震える声を気取られぬようにしながら、タケルは尋ねた。

「そういえば、まだ聞いていなかった。きみの、『真名』とやらは――
「残念だが、聞いてもおまえにはきっとわからないよ、マスター。ただ、そう。――俺は、今よりももっともっと先の遠い未来、かつておまえが平らげて日ノ本とした地に生まれ、育ち、そして死んだ者だ」
「そう……か」

はぐらかされたのだと思う。ただ、妙に――胸が、熱くなった。
優しい、兄のような笑みを浮かべているキャスターの顔をじっと見る。タケルは、彼自身の本当の兄というものをその手にかけて久しかったが、彼が本当の父親に父性を見い出していないのと同じように、彼の生前の実兄との関係性とはかかわりなく――もし『兄性』という概念が存在するのなら、きっとこんな感じなのだろうと思った。

「キャスター。……もしきみが、私がこの命を賭して平定した地で生まれ、はぐくまれたというのなら。――私は、この手で、この剣で、確かに『善を為している』、のかもしれぬ。――きみのおかげで、今はそう思える」
……そうか、マスター」

月夜の瞳が、柔らかく細められる。淡い色素の長い睫毛が伏せられた拍子に日の光を反射して、ちらりと星屑のような輝きが散った。
なんとなく、思わず抱きつきたいような衝動に駆られたが、さすがに憚られると思いぐっと堪える。先程までとは違う理由で膝の上の拳を握りしめつつ、わずかに頬を赤らめてキャスターの顔から目を逸らした。

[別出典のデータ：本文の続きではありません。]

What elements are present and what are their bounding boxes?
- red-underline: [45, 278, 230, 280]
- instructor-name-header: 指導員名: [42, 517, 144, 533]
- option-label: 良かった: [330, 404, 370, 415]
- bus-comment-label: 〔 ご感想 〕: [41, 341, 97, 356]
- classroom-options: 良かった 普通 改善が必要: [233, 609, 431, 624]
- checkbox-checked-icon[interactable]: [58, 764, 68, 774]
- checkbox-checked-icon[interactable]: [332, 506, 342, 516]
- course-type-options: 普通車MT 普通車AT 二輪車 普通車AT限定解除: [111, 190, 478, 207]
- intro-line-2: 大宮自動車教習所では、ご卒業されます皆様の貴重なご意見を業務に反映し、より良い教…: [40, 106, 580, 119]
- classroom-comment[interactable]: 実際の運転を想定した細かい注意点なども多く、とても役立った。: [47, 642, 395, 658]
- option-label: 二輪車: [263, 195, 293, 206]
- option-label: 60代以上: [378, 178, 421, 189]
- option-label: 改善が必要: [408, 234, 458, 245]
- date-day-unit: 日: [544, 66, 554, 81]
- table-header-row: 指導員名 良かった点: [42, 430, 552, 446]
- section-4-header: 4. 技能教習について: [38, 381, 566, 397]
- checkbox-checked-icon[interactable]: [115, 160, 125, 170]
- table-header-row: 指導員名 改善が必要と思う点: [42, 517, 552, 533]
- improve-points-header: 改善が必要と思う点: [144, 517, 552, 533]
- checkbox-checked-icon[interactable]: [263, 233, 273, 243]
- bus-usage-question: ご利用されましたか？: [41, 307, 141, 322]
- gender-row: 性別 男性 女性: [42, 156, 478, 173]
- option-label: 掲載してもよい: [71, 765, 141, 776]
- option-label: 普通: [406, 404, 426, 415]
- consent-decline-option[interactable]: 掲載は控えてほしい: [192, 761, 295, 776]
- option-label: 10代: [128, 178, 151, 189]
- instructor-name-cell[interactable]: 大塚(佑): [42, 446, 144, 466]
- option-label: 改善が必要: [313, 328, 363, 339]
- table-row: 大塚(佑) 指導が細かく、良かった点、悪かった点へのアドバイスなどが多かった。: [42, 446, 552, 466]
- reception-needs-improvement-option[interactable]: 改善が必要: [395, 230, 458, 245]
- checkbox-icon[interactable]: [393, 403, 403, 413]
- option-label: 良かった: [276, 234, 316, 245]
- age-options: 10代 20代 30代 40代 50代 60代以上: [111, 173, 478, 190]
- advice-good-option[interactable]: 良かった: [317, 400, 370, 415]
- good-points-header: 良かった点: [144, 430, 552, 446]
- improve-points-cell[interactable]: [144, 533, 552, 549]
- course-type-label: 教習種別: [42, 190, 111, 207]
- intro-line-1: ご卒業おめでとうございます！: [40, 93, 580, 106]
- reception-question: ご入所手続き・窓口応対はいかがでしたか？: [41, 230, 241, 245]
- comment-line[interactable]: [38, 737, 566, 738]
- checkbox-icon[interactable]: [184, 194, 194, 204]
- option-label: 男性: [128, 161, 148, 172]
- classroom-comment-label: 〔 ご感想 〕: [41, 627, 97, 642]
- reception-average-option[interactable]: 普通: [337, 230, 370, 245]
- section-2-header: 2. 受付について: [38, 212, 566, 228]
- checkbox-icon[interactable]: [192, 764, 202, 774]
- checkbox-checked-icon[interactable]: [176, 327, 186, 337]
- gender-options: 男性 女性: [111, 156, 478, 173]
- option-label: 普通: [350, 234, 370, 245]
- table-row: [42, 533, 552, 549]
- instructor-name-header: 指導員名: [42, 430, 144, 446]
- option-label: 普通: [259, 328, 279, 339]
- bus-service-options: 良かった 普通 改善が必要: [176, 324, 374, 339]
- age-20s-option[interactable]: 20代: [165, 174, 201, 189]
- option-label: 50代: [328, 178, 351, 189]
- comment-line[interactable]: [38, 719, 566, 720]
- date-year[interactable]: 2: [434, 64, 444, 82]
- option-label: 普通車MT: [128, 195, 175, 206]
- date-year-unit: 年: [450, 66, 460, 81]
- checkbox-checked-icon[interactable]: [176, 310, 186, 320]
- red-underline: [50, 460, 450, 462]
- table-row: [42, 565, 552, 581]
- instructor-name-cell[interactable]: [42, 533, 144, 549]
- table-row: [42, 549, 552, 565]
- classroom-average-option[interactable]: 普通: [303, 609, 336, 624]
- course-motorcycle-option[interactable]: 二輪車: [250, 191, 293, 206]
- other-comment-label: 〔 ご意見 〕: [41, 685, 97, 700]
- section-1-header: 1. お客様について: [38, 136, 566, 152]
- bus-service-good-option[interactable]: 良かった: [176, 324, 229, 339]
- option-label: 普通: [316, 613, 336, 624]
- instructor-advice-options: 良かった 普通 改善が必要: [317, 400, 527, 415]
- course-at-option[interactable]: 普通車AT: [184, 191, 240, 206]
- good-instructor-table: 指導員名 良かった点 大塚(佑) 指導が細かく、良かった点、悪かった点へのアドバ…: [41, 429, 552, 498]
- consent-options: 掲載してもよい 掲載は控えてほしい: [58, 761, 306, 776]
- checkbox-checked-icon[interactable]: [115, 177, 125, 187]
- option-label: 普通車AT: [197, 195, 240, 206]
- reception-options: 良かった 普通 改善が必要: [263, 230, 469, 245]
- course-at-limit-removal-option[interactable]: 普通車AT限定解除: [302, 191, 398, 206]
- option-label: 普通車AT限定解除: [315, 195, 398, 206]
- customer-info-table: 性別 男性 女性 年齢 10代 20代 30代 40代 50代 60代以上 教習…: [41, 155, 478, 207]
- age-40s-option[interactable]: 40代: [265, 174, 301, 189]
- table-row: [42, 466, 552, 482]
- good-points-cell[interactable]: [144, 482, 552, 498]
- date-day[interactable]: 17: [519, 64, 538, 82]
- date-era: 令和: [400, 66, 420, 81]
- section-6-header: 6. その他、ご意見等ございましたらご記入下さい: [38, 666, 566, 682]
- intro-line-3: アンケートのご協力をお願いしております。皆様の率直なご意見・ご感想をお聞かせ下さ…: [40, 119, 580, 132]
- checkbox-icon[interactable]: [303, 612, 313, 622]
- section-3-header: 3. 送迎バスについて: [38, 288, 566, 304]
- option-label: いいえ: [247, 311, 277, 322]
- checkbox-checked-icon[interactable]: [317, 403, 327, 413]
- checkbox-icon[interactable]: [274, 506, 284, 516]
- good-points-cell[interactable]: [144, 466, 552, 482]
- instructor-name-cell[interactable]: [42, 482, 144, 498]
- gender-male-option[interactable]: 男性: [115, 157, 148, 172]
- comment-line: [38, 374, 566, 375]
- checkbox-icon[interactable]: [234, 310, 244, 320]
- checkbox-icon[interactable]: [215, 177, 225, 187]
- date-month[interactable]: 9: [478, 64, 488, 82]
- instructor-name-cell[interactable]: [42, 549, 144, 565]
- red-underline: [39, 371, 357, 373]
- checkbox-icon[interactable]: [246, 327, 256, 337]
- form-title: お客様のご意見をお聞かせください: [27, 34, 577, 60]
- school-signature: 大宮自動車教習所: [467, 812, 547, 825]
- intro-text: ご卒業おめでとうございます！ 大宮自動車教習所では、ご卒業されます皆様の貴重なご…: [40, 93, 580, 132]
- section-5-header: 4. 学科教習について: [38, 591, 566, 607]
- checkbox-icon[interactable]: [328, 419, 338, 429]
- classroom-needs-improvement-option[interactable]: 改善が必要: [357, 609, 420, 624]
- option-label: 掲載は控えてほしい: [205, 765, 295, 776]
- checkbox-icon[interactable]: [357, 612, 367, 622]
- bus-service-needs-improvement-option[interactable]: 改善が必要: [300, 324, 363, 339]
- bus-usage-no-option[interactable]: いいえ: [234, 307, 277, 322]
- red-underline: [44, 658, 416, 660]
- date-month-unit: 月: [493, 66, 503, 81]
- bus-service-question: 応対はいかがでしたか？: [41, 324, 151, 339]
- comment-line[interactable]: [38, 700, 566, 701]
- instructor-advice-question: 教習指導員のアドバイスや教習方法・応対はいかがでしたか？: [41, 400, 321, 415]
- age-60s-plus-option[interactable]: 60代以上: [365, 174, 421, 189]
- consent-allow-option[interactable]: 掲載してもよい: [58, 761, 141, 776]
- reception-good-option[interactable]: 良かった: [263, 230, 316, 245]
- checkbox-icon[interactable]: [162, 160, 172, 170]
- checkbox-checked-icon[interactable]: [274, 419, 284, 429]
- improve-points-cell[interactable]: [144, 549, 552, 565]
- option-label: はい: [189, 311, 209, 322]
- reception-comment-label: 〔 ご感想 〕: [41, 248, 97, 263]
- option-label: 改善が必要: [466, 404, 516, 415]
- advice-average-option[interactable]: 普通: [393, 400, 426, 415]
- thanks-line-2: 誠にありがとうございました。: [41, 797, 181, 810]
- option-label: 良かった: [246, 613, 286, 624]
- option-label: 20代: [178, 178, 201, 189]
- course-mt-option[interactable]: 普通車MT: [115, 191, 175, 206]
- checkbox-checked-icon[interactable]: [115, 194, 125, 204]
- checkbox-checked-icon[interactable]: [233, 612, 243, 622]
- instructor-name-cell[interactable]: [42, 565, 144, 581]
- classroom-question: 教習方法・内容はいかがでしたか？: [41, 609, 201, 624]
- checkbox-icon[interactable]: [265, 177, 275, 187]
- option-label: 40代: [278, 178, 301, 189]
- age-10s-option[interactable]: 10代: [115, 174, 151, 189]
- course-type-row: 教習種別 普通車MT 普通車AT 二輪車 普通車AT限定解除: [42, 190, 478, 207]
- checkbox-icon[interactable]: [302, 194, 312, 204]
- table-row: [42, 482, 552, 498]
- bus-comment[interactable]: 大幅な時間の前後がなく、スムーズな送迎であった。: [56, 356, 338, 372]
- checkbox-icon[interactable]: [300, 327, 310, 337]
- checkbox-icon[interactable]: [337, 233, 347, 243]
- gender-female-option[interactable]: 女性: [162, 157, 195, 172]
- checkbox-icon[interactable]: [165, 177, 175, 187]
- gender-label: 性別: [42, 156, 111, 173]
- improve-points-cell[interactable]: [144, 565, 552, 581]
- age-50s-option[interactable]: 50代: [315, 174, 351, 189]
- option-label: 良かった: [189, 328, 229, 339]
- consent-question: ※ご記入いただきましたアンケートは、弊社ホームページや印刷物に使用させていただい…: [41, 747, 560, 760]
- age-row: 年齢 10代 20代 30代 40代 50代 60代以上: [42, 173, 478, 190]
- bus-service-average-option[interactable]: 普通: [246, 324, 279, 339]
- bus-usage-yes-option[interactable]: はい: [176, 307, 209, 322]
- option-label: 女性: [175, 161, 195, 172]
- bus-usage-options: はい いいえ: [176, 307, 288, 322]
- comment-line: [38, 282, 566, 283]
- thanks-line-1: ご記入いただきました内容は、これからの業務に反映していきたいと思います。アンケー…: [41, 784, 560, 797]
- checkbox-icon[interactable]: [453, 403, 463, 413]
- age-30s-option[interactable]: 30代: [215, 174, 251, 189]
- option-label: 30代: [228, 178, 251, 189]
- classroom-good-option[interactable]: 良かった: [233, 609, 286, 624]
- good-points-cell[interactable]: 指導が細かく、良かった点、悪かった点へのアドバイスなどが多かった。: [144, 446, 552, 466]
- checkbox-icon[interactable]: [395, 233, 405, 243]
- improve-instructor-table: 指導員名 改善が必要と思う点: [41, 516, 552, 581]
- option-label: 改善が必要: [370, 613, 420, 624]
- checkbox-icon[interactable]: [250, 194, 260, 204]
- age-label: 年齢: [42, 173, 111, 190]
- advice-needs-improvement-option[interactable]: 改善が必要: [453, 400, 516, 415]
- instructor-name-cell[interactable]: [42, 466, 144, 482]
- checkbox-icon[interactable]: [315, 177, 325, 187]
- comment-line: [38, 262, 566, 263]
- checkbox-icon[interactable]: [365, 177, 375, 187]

「キャスター。……きみはきっと……優しい人、なのだな……
「そうかな。――そんなことは、ないと思うよ」

下手な謙遜だと、タケルは思った。「もっと粥はいるか?」とキャスターが穏やかな声で尋ねてきて、タケルは正直なところ胸も腹もいっぱいだったが、ただキャスターが自分のために粥を持ってきてくれるのが嬉しくて、「うむ!」と答えた。







その日の夕刻頃、路上でふたつの遺体が発見された。
朝廷の末席に名を連ねていた下官で、午前中に謹慎中の皇子の住居に物笑いに来ていたのを目撃されていたのを最後に、行方がわからなくなっていた。
死因はわからなかった――それ以来、用もないのに皇子の住居に近づく者はひとりもいなくなった。

おかげで皇子は、亡き妻の弔いの儀式である食事を、静けさの中に執り行うことができるようになったのであるが――宮中で孤立していた皇子自身には、なぜ急に誰も訪ねてこなくなったのか、その理由を知らされることはなかった。